C’est aussi ce que soulignent les avocats qui connaissent leur métier. Miette, bien que consacré « être sensible » par le droit français, n’a pourtant pas la personnalité juridique. Sa souffrance, sa terreur, ne se mesurent qu’à l’aune du préjudice subit par sa famille. Quatre structures de défense animale se sont portées partie civile : la Fondation Brigitte Bardot, la Fondation 30 millions d’Amis, la SPA de Paris et la Confédération Nationale de Défense de l’Animal. Chaque avocat plaide selon un axe précis : le comportement inquiétant de Jullian Mercier quant à l’avenir, notamment en ce qui concerne la naissance de son bébé, les animaux qu’il détient actuellement – en l’espèce un chat – les derniers instants indignes de Miette. Enfin, l’avocat de la SPA de Paris s’est demandé s’il oserait la comparaison devant le tribunal et il l’ose : quelle différence entre brutaliser un animal blessé à terre et faire subir le même sort à un humain ? Et d’ajouter que c’est parce qu’il existe des individus tels que Jullian Mercier que les structures de protection animale sont débordées et constamment en quête de moyens. Aucun effet de manche et aucune ostentation de la part des défenseurs de Miette assis sur le même banc et qui se concertent : clarté, sobriété et professionnalisme. A l’issue de l’audience, ils resteront un long moment avec les militants et la famille de Miette. C’est l’occasion de faire connaissance avec certains de ces professionnels du droit qui, dans l’ombre, œuvrent tout au long de l’année en faveur des plus vulnérables.
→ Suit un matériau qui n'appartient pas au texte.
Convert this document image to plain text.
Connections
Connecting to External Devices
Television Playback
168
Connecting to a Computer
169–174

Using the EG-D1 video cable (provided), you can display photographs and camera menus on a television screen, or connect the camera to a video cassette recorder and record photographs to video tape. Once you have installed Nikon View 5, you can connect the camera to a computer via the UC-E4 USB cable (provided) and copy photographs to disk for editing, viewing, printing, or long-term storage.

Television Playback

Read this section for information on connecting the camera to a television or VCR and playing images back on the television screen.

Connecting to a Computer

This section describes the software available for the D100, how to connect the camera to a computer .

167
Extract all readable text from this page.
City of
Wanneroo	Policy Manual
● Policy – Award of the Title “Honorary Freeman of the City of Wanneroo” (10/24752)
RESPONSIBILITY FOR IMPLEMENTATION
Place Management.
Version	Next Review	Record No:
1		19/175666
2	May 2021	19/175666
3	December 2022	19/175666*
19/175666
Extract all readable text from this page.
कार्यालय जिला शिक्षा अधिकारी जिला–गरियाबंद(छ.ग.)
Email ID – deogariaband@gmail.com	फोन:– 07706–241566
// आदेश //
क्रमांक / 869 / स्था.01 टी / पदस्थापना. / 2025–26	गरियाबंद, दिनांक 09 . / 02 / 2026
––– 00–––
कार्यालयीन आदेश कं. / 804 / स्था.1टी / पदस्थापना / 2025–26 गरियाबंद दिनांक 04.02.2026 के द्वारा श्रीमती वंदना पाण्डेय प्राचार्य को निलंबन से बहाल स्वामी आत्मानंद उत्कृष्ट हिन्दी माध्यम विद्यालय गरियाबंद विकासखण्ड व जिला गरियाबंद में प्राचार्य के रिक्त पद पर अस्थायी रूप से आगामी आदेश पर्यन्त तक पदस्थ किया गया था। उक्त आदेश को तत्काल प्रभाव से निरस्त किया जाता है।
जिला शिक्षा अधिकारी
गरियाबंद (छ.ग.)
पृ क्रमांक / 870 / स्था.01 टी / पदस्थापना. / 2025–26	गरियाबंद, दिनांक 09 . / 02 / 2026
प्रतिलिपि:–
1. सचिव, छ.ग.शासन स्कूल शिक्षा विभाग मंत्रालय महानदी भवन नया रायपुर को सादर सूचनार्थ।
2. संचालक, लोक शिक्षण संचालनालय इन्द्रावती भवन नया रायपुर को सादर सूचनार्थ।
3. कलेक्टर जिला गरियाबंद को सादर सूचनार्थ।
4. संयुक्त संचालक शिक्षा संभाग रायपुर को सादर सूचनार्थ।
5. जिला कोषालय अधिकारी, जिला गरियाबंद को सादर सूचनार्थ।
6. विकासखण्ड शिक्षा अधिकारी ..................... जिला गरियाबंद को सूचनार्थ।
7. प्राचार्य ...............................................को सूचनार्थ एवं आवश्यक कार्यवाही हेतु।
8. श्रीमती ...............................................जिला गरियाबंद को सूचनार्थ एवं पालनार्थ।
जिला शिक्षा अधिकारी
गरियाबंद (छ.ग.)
Incohérence, confusion et impulsivité contre bon sens, calme et dignité : voici ce qui ressort de cette audience ou planait l’ombre d’un petit chien blessé sur une chaussée, impuissant dans sa souffrance. Le Parquet relèvera un autre antagonisme: la froideur et l’absence d’empathie de Jullian Mercier, que ce soit envers Miette, le témoin qui a appelé les secours et la famille du petit chien, contre la sensibilité et les émotions qui ont parfois submergé celle-ci. A travers ce petit chien gisant sur la chaussée emmuré dans sa terreur et cet homme qui, tout en appelant les secours, ne parvenait pas à s’en approcher, quelle émotion – ou absence ce celle-ci – chez Jullian Mercier a armé son bras pour l’amener à assener des coups où le barbare l’a disputé à l’inepte ? Souhaitons-lui qu’il puisse répondre un jour à cette question.